You need to think about measurement enablement options. How do you measure?
The reality is that mobile is hard to measure. Dowling says there are so many nuances to the space, that measurement can be challenging. There are three primary areas to consider:
- Carrier Limitations:
Many carriers give mobile users a subscriber ID (usually a hash of their account number). This allows them to marry up the requests that get passed around and is the preferred method to capture unique information. Unfortunately some carriers strip the HTTP header or limit the size of the request.
- Mobile Applications:
Mobile apps live on the mobile device, so you are essentially trying to track behavior that takes place on the application on the device; you want to understand how the application is being used. In this case, measurement becomes a component of development -- you need to add your measurement tactics prior to developing the application. This means that more QA time is required -- and more rigor -- to insure you are measuring properly. Also user identification can be an issue. You can give each user a unique id to track them, but how do you tie that together with that users activity across your other channels?
A is for Analysis
The analysis you need to do for mobile is not your traditional web analytics. You will do basic metrics like handset, manufacturer, browser, device, geography. But you will also have to do intelligent correlation across your other channels.

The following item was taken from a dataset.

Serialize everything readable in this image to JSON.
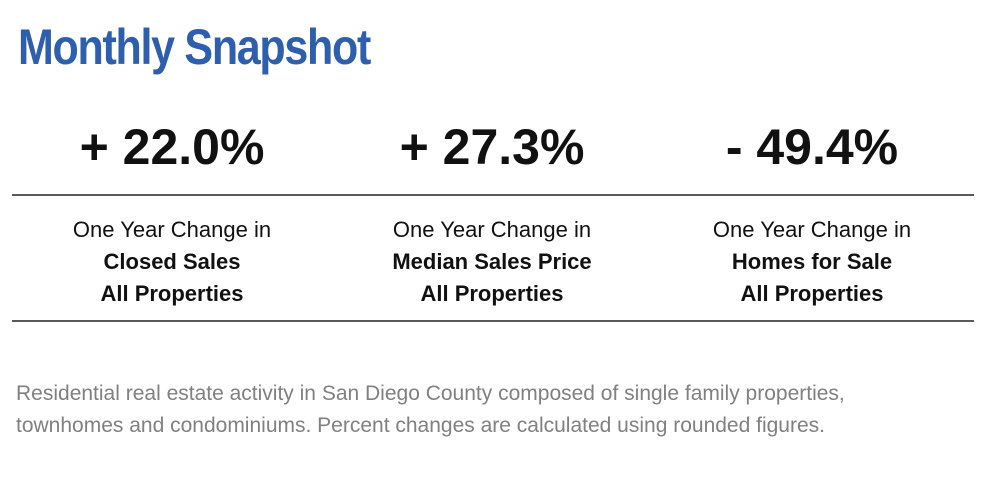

You need to understand how users come using other channels, like your website. What you are trying to understand is the entire user experience across all channels. It is important to find out how usage differs between other online channels: traditional web, mobile website, mobile application and then integrate this usage with what you know about usage in your offline channels: call centers, other internet marketing, etc..
R is for Reporting
So you have measured, and you have analyzed. Now you need to make that information available in obvious data visualizations and interactions. You also have to create the right reports with just the right amount of information for the right people.
Note that the higher up you go, the less detail they need to know. For example, most senior executives only need to know 3-5 key metrics.
And automate your reports, so you aren't spending a lot time pulling the information together.
T is for Tactics
Once you know what you need to know, start thinking about optimizing tactics. Generate actionable insights and ensure you are providing the right message to the right person at the right time.
Try to understand how offline conversions are affected by mobile, optimize the channel. And where you can, use your fixed website to drive people to the mobile channel.
Dowling also says to leverage experience design and always be testing.
Putting it all Together
According to research firm Gartner, mobile users will spend US$ 6.2 billion in mobile application stores this year, with expected advertising revenue of US$ 0.6 billion worldwide. Now that's only mobile applications. How many more of your customers will visit your website via their mobile device, expecting a good user experience.
The question still comes back to whether or not you need a mobile strategy. You need to understand your market and their needs and expectations. One you have established that mobile is indeed a channel you need to have and you are prepared to do what is required to develop it, then you are on your way.